Purely unregulated monopolies, in which a single seller of a unique product can set any price it wishes in an industry, are rare. Regulated monopolies are familiar to most consumers because they encounter them in daily life: gas, water, electric and telephone companies. However, unregulated monopolies are not as common as they are likely to be curbed or banned. They produce less and charge more, resulting in overall reduction of social benefit.
Monopolies, whether regulated or unregulated, can generate profits and losses. To calculate the amount of profit for an unregulated monopolist as a theoretical exercise and basis of comparison to a regulated monopolist, observe these steps.
Find the production level where the monopolist's Marginal Revenue equals Marginal Cost
An unregulated monopolist, like any other business, wants to find the best price/output combination that will maximize its profits. To do this, it will extend production such that marginal revenue, or the extra revenue from the sale of one additional unit, equals marginal cost, or the extra cost of one additional sale.
A marginal revenue curve is a straight line that originates from the same point on the vertical axis as the (straight line) demand curve, except with double the slope.
Find the point of intersection of the marginal revenue curve and the marginal cost curve.

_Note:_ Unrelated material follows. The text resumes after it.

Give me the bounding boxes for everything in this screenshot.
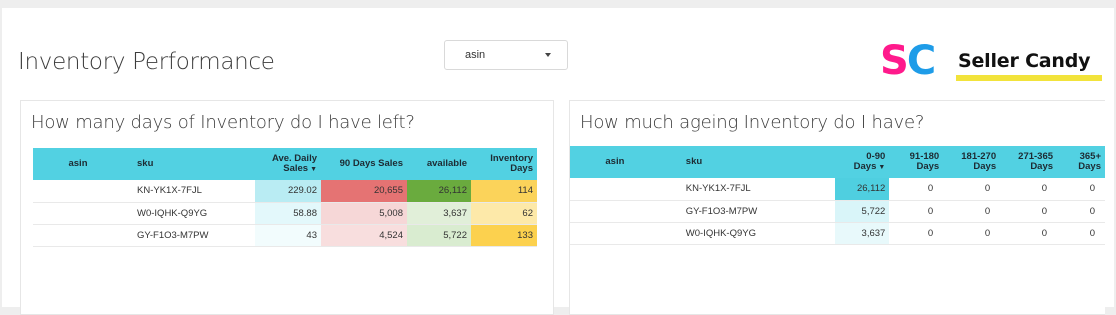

This is the point where MR=MC. This point designates the profit-maximizing output level of the monopolist's good.
Determine the price on the market demand curve that corresponds with that profit-maximizing production level
Now that you have the intersection point of MR and MC and profit-maximizing production level as determined above, find the corresponding point on the demand curve that matches that level of output. This point will indicate the price at which the unregulated monopolist maximizes profits.
The demand curve shows the relationship between the price of the monopolist's good and the amount demanded. The corresponding point on this curve will be the price and output that the unregulated monopolist will be making a positive or above-normal profit.
The area under the demand curve -- limited by the profit-making price and the profit-making output and bounded by the average cost curve -- will be the amount of profit for the unregulated monopolist.
Because of barriers to entry in the marketplace and, therefore, the absence of competition, an unregulated monopolist's above-normal profits could continue into the future.
Account for monopoly markup on marginal cost
An unregulated monopolist, unlike a competitive firm, will charge more than marginal cost for the good or service. Depending on how elastic or inelastic demand is -- or how sensitive or insensitive demand is to price -- the unregulated monopolist will increase its markup accordingly.
To calculate the amount of profit for the unregulated monopolist, factor in the elasticity of demand. Elasticity affects the size of the markup, which in turn affects profits.
Profit would decrease in response to a relatively flatter elastic demand curve. While a steeper inelastic demand curve would result in a larger markup.
- Regulation changes the profit profile for a monopolist by forcing the monopolist to become more efficient; in doing so, however, the monopolist incurs greater costs. Subsidies and price discrimination, or the selective offering of lower prices to certain customers while charging other customers higher prices, could offset some of a monopolist's profit loss caused by regulation.